PEG10 was overexpressed in the tissue of individuals with both sporadic and familial ALS, the study found, meaning the virus-like protein may be playing a key role in both.
“The fact that PEG10 is likely contributing to this disease means we may have a new target for treating ALS,” she said. “For a terrible disease in which there are no effective therapeutics that lengthen lifespan more than a couple of months, that could be huge.”

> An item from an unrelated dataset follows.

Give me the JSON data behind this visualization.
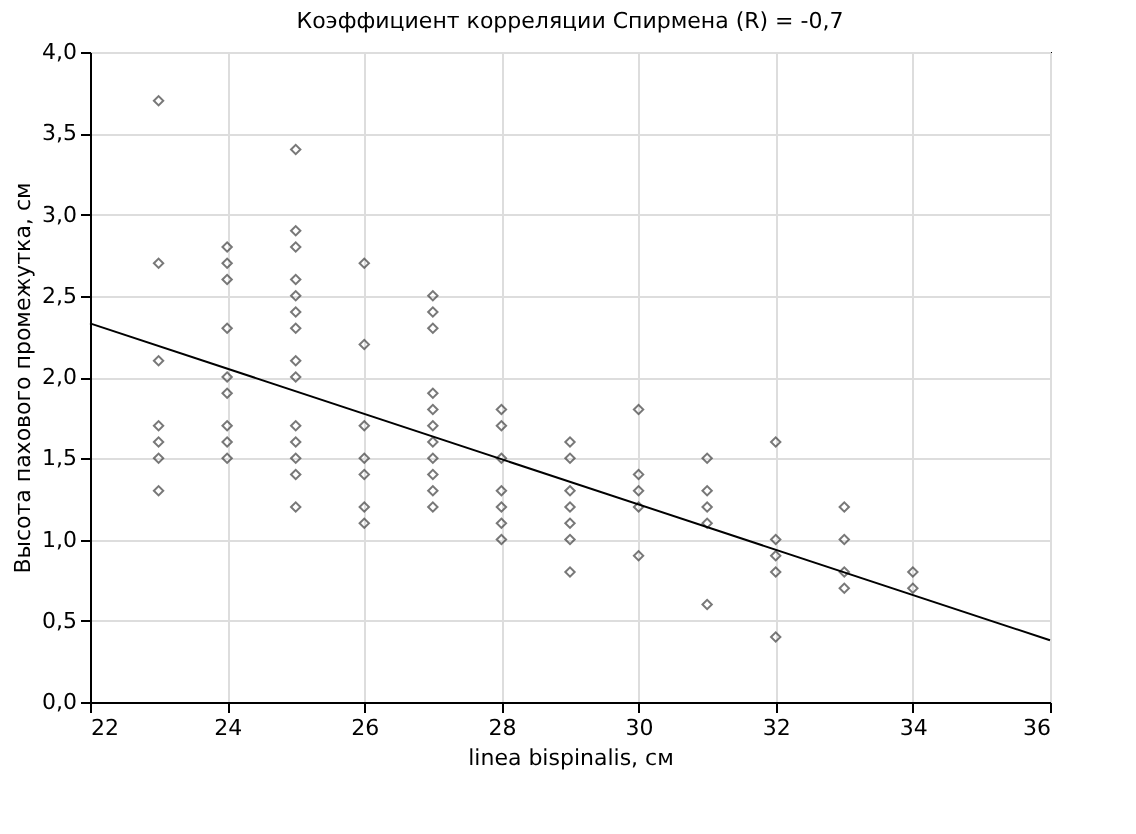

The research could also lead to a better understanding of other diseases that result from protein accumulation, as well as keener insight into how ancient viruses influence health.
In this case, Whiteley said, the so-called “domesticated” virus could a be rearing its fangs again.
“Domesticated is a relative term, as these virus-like activities may be a driver of neurodegenerative disease,” she said. “And in this case, what is good for the placenta may be bad for neural tissue.”
UBQLN2 restrains the domesticated retrotransposon PEG10 to maintain neuronal health in ALS
Amyotrophic Lateral Sclerosis (ALS) is a fatal neurodegenerative disease characterized by progressive motor neuron dysfunction and loss. A portion of ALS cases are caused by mutation of the proteasome shuttle factor Ubiquilin 2 (UBQLN2), but the molecular pathway leading from UBQLN2 dysfunction to disease remains unclear.
Here, we demonstrate that UBQLN2 regulates the domesticated gag-pol retrotransposon ‘paternally expressed gene 10 (PEG10)’ in human cells and tissues.
In cells, the PEG10 gag-pol protein cleaves itself in a mechanism reminiscent of retrotransposon self-processing to generate a liberated ‘nucleocapsid’ fragment, which uniquely localizes to the nucleus and changes the expression of genes involved in axon remodeling. In spinal cord tissue from ALS patients, PEG10 gag-pol is elevated compared to healthy controls.
These findings implicate the retrotransposon-like activity of PEG10 as a contributing mechanism in ALS through the regulation of gene expression, and restraint of PEG10 as a primary function of UBQLN2.